Abus de pouvoir
Galvaudage du système de justice américain, atteinte sans précédent aux institutions démocratiques, abus de pouvoir… La tempête que Donald Trump déclenche avec le congédiement du directeur du FBI, James Comey, est grave, « nixonienne ». Et le résultat, sous le signe d’un dangereux dérapage autoritaire, d’une maladresse politique consommée où M. Trump se trouve en fait à creuser contre lui les soupçons de collusion électorale avec la Russie.

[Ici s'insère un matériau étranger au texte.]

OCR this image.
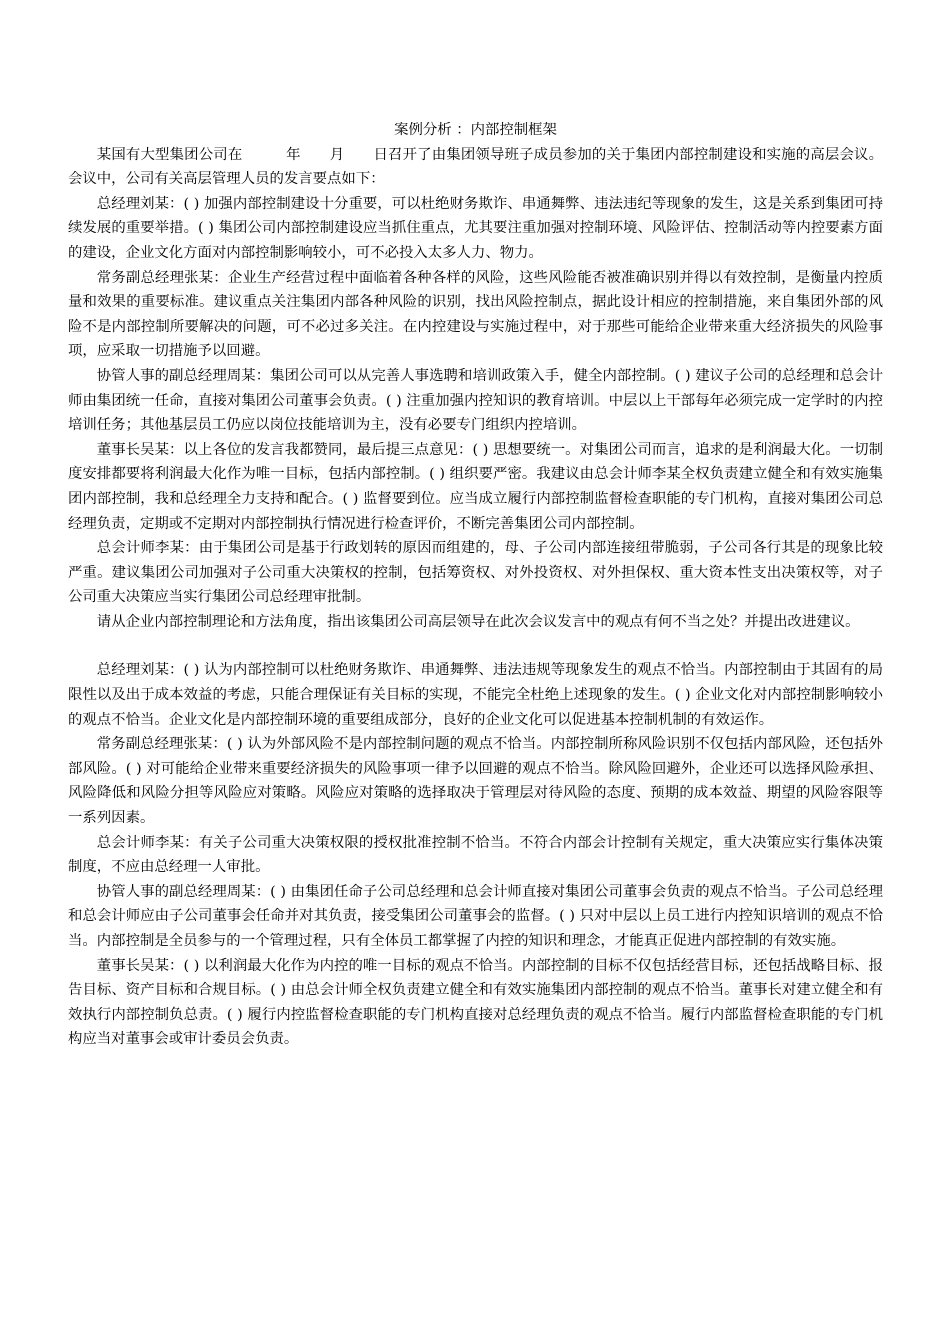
案例分析 ：内部控制框架

某国有大型集团公司在　　　年　　月　　日召开了由集团领导班子成员参加的关于集团内部控制建设和实施的高层会议。会议中，公司有关高层管理人员的发言要点如下：

总经理刘某：( ) 加强内部控制建设十分重要，可以杜绝财务欺诈、串通舞弊、违法违纪等现象的发生，这是关系到集团可持续发展的重要举措。( ) 集团公司内部控制建设应当抓住重点，尤其要注重加强对控制环境、风险评估、控制活动等内控要素方面的建设，企业文化方面对内部控制影响较小，可不必投入太多人力、物力。

常务副总经理张某：企业生产经营过程中面临着各种各样的风险，这些风险能否被准确识别并得以有效控制，是衡量内控质量和效果的重要标准。建议重点关注集团内部各种风险的识别，找出风险控制点，据此设计相应的控制措施，来自集团外部的风险不是内部控制所要解决的问题，可不必过多关注。在内控建设与实施过程中，对于那些可能给企业带来重大经济损失的风险事项，应采取一切措施予以回避。

协管人事的副总经理周某：集团公司可以从完善人事选聘和培训政策入手，健全内部控制。( ) 建议子公司的总经理和总会计师由集团统一任命，直接对集团公司董事会负责。( ) 注重加强内控知识的教育培训。中层以上干部每年必须完成一定学时的内控培训任务；其他基层员工仍应以岗位技能培训为主，没有必要专门组织内控培训。

董事长吴某：以上各位的发言我都赞同，最后提三点意见：( ) 思想要统一。对集团公司而言，追求的是利润最大化。一切制度安排都要将利润最大化作为唯一目标，包括内部控制。( ) 组织要严密。我建议由总会计师李某全权负责建立健全和有效实施集团内部控制，我和总经理全力支持和配合。( ) 监督要到位。应当成立履行内部控制监督检查职能的专门机构，直接对集团公司总经理负责，定期或不定期对内部控制执行情况进行检查评价，不断完善集团公司内部控制。

总会计师李某：由于集团公司是基于行政划转的原因而组建的，母、子公司内部连接纽带脆弱，子公司各行其是的现象比较严重。建议集团公司加强对子公司重大决策权的控制，包括筹资权、对外投资权、对外担保权、重大资本性支出决策权等，对子公司重大决策应当实行集团公司总经理审批制。

请从企业内部控制理论和方法角度，指出该集团公司高层领导在此次会议发言中的观点有何不当之处？并提出改进建议。

总经理刘某：( ) 认为内部控制可以杜绝财务欺诈、串通舞弊、违法违规等现象发生的观点不恰当。内部控制由于其固有的局限性以及出于成本效益的考虑，只能合理保证有关目标的实现，不能完全杜绝上述现象的发生。( ) 企业文化对内部控制影响较小的观点不恰当。企业文化是内部控制环境的重要组成部分，良好的企业文化可以促进基本控制机制的有效运作。

常务副总经理张某：( ) 认为外部风险不是内部控制问题的观点不恰当。内部控制所称风险识别不仅包括内部风险，还包括外部风险。( ) 对可能给企业带来重要经济损失的风险事项一律予以回避的观点不恰当。除风险回避外，企业还可以选择风险承担、风险降低和风险分担等风险应对策略。风险应对策略的选择取决于管理层对待风险的态度、预期的成本效益、期望的风险容限等一系列因素。

总会计师李某：有关子公司重大决策权限的授权批准控制不恰当。不符合内部会计控制有关规定，重大决策应实行集体决策制度，不应由总经理一人审批。

协管人事的副总经理周某：( ) 由集团任命子公司总经理和总会计师直接对集团公司董事会负责的观点不恰当。子公司总经理和总会计师应由子公司董事会任命并对其负责，接受集团公司董事会的监督。( ) 只对中层以上员工进行内控知识培训的观点不恰当。内部控制是全员参与的一个管理过程，只有全体员工都掌握了内控的知识和理念，才能真正促进内部控制的有效实施。

董事长吴某：( ) 以利润最大化作为内控的唯一目标的观点不恰当。内部控制的目标不仅包括经营目标，还包括战略目标、报告目标、资产目标和合规目标。( ) 由总会计师全权负责建立健全和有效实施集团内部控制的观点不恰当。董事长对建立健全和有效执行内部控制负总责。( ) 履行内控监督检查职能的专门机构直接对总经理负责的观点不恰当。履行内部监督检查职能的专门机构应当对董事会或审计委员会负责。
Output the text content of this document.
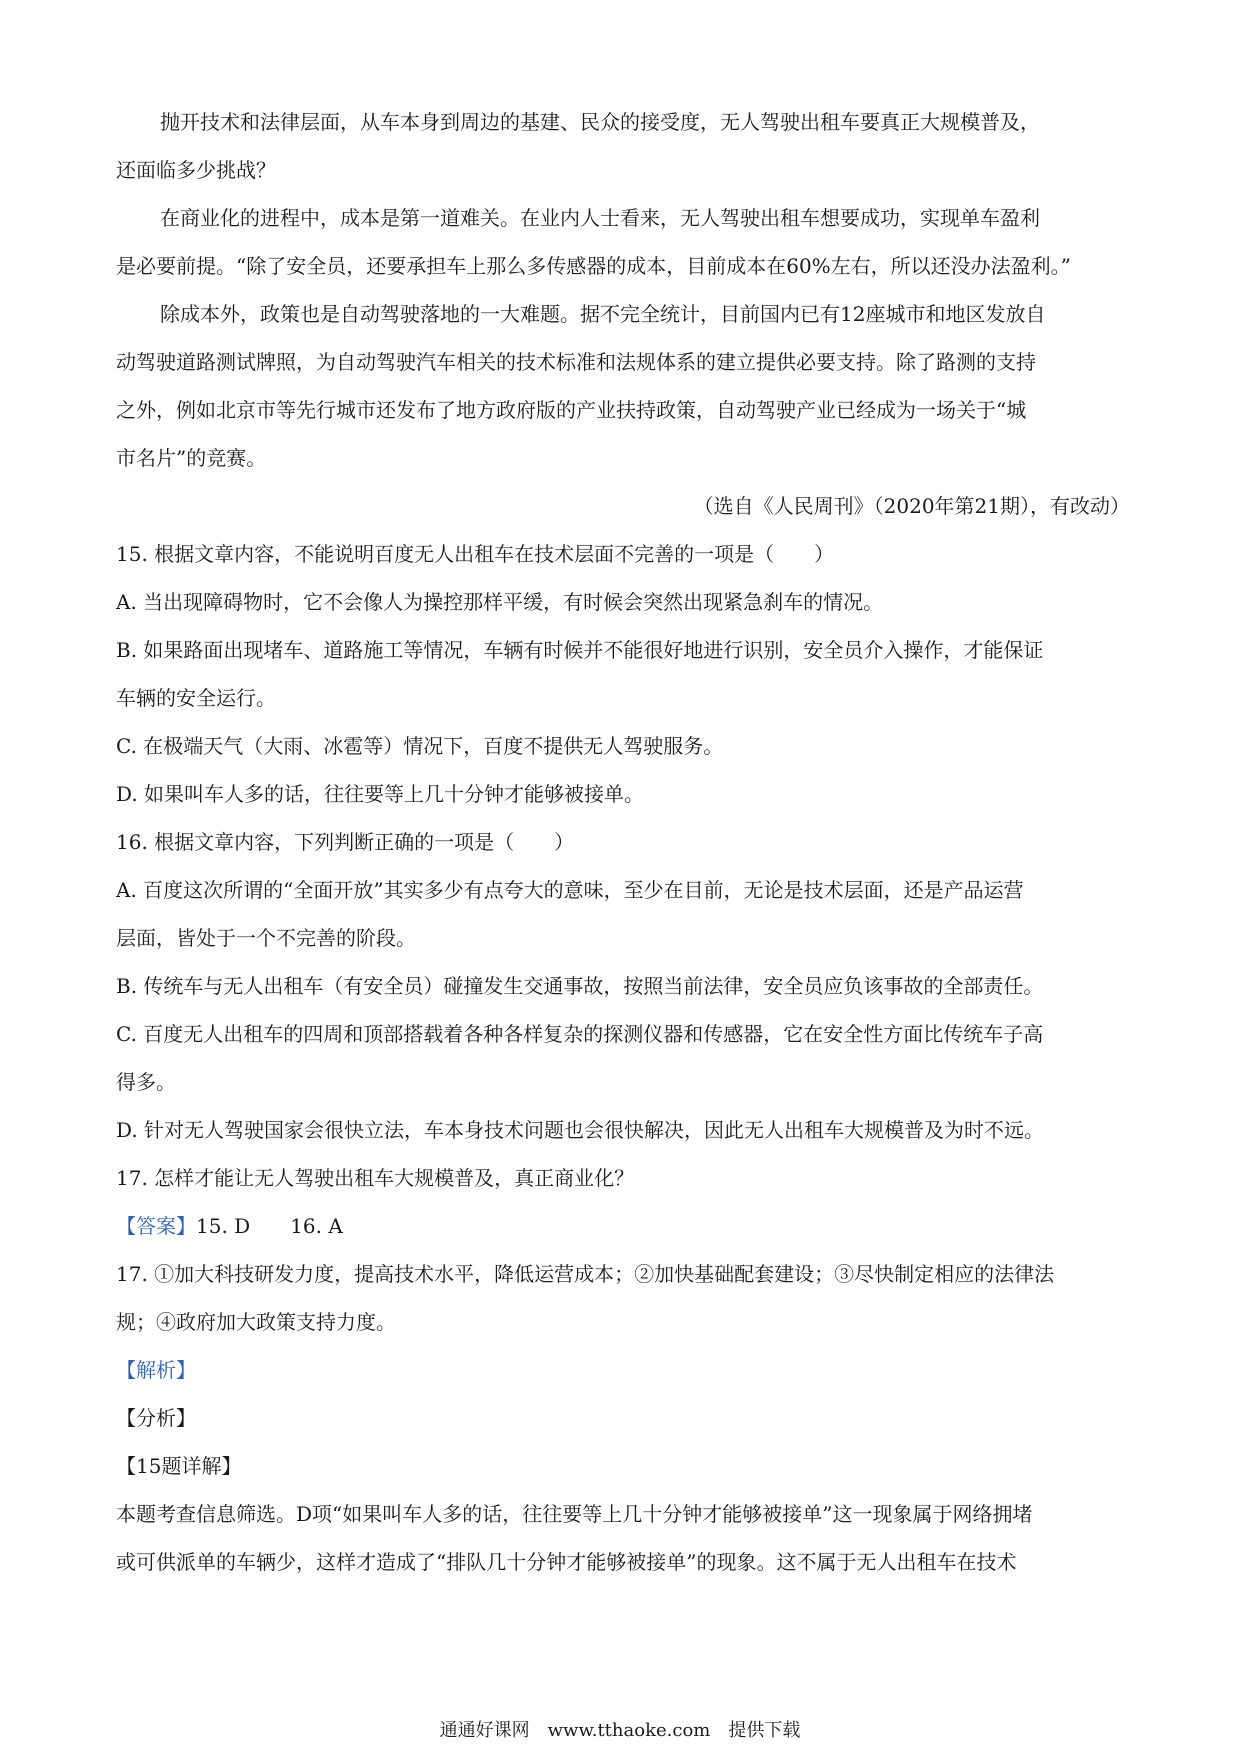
抛开技术和法律层面，从车本身到周边的基建、民众的接受度，无人驾驶出租车要真正大规模普及，
还面临多少挑战？
在商业化的进程中，成本是第一道难关。在业内人士看来，无人驾驶出租车想要成功，实现单车盈利
是必要前提。“除了安全员，还要承担车上那么多传感器的成本，目前成本在60%左右，所以还没办法盈利。”
除成本外，政策也是自动驾驶落地的一大难题。据不完全统计，目前国内已有12座城市和地区发放自
动驾驶道路测试牌照，为自动驾驶汽车相关的技术标准和法规体系的建立提供必要支持。除了路测的支持
之外，例如北京市等先行城市还发布了地方政府版的产业扶持政策，自动驾驶产业已经成为一场关于“城
市名片”的竞赛。
（选自《人民周刊》（2020年第21期），有改动）
15. 根据文章内容，不能说明百度无人出租车在技术层面不完善的一项是（　　）
A. 当出现障碍物时，它不会像人为操控那样平缓，有时候会突然出现紧急刹车的情况。
B. 如果路面出现堵车、道路施工等情况，车辆有时候并不能很好地进行识别，安全员介入操作，才能保证
车辆的安全运行。
C. 在极端天气（大雨、冰雹等）情况下，百度不提供无人驾驶服务。
D. 如果叫车人多的话，往往要等上几十分钟才能够被接单。
16. 根据文章内容，下列判断正确的一项是（　　）
A. 百度这次所谓的“全面开放”其实多少有点夸大的意味，至少在目前，无论是技术层面，还是产品运营
层面，皆处于一个不完善的阶段。
B. 传统车与无人出租车（有安全员）碰撞发生交通事故，按照当前法律，安全员应负该事故的全部责任。
C. 百度无人出租车的四周和顶部搭载着各种各样复杂的探测仪器和传感器，它在安全性方面比传统车子高
得多。
D. 针对无人驾驶国家会很快立法，车本身技术问题也会很快解决，因此无人出租车大规模普及为时不远。
17. 怎样才能让无人驾驶出租车大规模普及，真正商业化？
【答案】15. D　　16. A
17. ①加大科技研发力度，提高技术水平，降低运营成本；②加快基础配套建设；③尽快制定相应的法律法
规；④政府加大政策支持力度。
【解析】
【分析】
【15题详解】
本题考查信息筛选。D项“如果叫车人多的话，往往要等上几十分钟才能够被接单”这一现象属于网络拥堵
或可供派单的车辆少，这样才造成了“排队几十分钟才能够被接单”的现象。这不属于无人出租车在技术
通通好课网　www.tthaoke.com　提供下载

Il n’est pas sans ironie que l’homme que M. Trump vient de chasser de la direction du FBI est tout à la fois celui qui l’aura aidé à devenir président des États-Unis en même temps que celui qui menaçait potentiellement l’avenir de sa présidence. Dixit des propos lus mardi matin dans le New York Times dans la foulée du congédiement de James Comey sous un prétexte présidentiel remarquablement mensonger — à savoir qu’il avait été mis à la porte par la Maison-Blanche pour sa mauvaise gestion de l’enquête sur l’usage d’un serveur privé de courriels par Hillary Clinton lorsqu’elle était secrétaire d’État.
Ce prétexte tient du détournement de vérité le plus grossier. Et M. Trump se couvre de ridicule pour avoir pensé même un instant être en mesure de faire avaler cette couleuvre aux Américains — hors les commentateurs de Fox News et ses partisans les plus aveuglés. Car il est limpide que M. Comey a été congédié parce qu’il faisait activement enquête sur l’ingérence de la Russie dans la dernière campagne présidentielle américaine et les soupçons de collusion entre les autorités russes et l’équipe électorale de M. Trump, sinon M. Trump lui-même, aux fins de nuire à la candidate démocrate.
Avec le résultat que la décision de remercier M. Comey se trouve en fait à accuser M. Trump d’avoir quelque chose à cacher. On soupçonnait déjà le président de ne pas être le plus fin des politiciens. On savait aussi que, pour la façon dont il est intervenu deux fois plutôt qu’une sur la scène publique pendant la campagne pour commenter l’enquête sur les courriels de Mme Clinton, M. Comey avait pour sa part manqué de jugement. Reste que le candidat Trump aura trouvé le directeur du FBI bien utile à sa cause électorale lorsqu’à 11 jours de l’élection présidentielle, le 28 octobre dernier, M. Comey annonçait qu’il rouvrait le dossier Clinton. Beaucoup de démocrates pensent avec raison que cette sortie, si près du jour du scrutin, aura décrédibilisé juste ce qu’il faut Mme Clinton pour permettre à M. Trump de l’emporter.
Ce congédiement semble d’autant plus intéressé politiquement qu’il a été recommandé au président par le procureur général Jeff Sessions, qui a lui-même dû se récuser en mars de l’enquête sur l’ingérence russe après qu’on eut appris qu’il avait caché pendant ses auditions de confirmation avoir rencontré deux fois pendant la campagne l’ambassadeur russe aux États-Unis… Ce qui donne l’impression chaque jour plus tenace qu’il existe au sommet du pouvoir le projet calculé d’empêcher que la lumière soit faite.
Le congédiement n’étouffera pas pour autant le débat. Il risque au contraire de lui faire prendre de l’ampleur. L’homme lige que M. Trump placera à la tête du FBI va sûrement enfler la polémique. Les appels à la nomination d’un procureur indépendant se multiplieront. L’enquête sénatoriale va suivre son cours — à la condition, en effet, que les républicains prennent leurs responsabilités.
Une crise aux dimensions du Watergate ? Une crise « nixonienne », en tout cas, pour le parallèle qu’elle évoque avec le congédiement, en octobre 1973, du procureur spécial Archibald Cox par Richard Nixon. Peut-être plus profonde encore, vu le mépris hallucinant affiché par M. Trump pour la norme démocratique et tous ceux qui osent lui barrer le chemin.